Over the past two days, the common theme found throughout the many eulogies of Tim Russert was the genuine love and care he felt towards his fellow man. Of course this was manifested first and foremost in the devotion to his family, wife Maureen and son Luke. For one so noted for his incredible work ethic and attention to detail – he made a point of doing his own research in preparation for his interviews on ‘Meet the Press – what friends and colleagues found most remarkable about the man was how he was able to put his family first. Often the first question asked by one of the most famous of all “questioners” was not about your career or your thoughts on the latest political news making headlines: he would ask you about your family, whom he would know by name. He also made it a point to pass on this preeminent value to those who would come to call him mentor. Even in the heat of late night election coverage, Russert was known to send Mothers and Fathers home so that they could put their kids to bed.
This extraordinary connection to the average American family, cultivated from his Buffalo working class roots, was always apparent in the way he did his job as a journalist. Tim Russert, as moderator of ‘Meet the Press,’ has always been lauded for his objectivity and fair treatment of all his guests from across the political spectrum. If someone left the studio on Sunday morning battered and bruised, it was because of the inconsistency of their own words and actions.

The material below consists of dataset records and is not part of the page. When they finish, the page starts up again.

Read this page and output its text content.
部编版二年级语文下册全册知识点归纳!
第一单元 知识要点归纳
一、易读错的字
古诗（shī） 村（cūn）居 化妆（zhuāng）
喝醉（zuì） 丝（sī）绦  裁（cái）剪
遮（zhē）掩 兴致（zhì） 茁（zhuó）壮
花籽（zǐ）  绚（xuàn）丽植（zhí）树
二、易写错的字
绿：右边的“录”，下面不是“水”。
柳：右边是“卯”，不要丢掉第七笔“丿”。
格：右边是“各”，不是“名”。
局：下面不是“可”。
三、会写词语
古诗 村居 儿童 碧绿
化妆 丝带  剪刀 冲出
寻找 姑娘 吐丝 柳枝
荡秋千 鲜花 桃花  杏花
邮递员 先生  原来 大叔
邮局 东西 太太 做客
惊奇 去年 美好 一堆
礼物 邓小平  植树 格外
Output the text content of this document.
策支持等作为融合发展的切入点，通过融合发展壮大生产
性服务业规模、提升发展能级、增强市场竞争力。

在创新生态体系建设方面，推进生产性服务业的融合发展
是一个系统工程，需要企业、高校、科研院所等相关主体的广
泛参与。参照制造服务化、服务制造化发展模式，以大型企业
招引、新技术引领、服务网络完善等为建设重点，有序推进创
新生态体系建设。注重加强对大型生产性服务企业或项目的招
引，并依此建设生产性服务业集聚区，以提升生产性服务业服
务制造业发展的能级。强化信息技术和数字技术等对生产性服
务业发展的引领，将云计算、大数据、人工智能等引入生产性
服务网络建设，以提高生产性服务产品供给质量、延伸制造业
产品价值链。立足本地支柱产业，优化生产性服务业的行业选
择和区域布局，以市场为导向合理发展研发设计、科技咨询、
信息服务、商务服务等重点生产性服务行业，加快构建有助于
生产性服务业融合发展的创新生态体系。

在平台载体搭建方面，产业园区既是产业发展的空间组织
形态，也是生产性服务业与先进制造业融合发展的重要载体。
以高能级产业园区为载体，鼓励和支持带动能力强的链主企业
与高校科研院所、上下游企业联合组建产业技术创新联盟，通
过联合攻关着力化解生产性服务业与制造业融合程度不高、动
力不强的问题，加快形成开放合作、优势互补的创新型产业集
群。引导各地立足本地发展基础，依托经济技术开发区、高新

Tim may have been the Hangman, but the noose was the intellectual dishonesty that passes for political discourse nowadays. And time and time again, political spin masters fell crashing through the trap door.
The greatest lesson that can be learned from the life and work of Tim Russert is that as a journalist he never made it about him. It was always about the Truth. Each Sunday, Tim labored to clear away all the obfuscation that stood between the American people and what the real story was. In this era of round-the-clock news coverage, and partisan anchors like Keith Olbermann and Bill O’Reilly, the type of journalism that Tim Russert practiced is needed now more than ever. Regardless of how he may feel towards and issue or a guest, Russert checked his political baggage at the door to the studio, and did his best to present the information as equitable as possible. For someone so famous for asking questions, his best attribute was the way he listened to the answers. If his life and untimely death can inspire a better Free Press, than it may be the best of all his great accomplishments.
I had the privilege to hear Tim Russert speak at my commencement from Lehigh University a few years back. It was a great speech that inspired as it entertained the thousands assembled on that hot day. But what was most noteworthy about the address was how little of it was spent on politics or journalism. He spoke more about the lessons learned from the Zen-like wisdom of Yogi Berra. The point of his speech – made quite eloquently and successfully – was that for the young graduates in attendance, who were blessed with the opportunity to receive a college education, they now have both the means and the obligation to take care of one another and those less fortunate. (I could only find a transcript of a commencement speech he gave last year at Washington University in St. Louis; but it is very close to what I heard, and is worth reading, here: http://news-info.wustl.edu/news/page/normal/9548.html )
In the speech he quotes his favorite commencement address in its entirety: “No exercise is better for the human heart than reaching down to lift up another person.” The tragic irony of that statement is that ultimately it was his heart that failed him physically. Doctors said that they found he had an enlarged heart; and after a life devoted to the lifting up of others, his friends and family could have made that diagnosis themselves.
As I type these words, it is exactly 10:30 am on the East coast; and that means its time to ‘Meet the Press.’ The Good Lord had better brush up on the Good Book, because Tim is coming, and I’m sure he has some questions.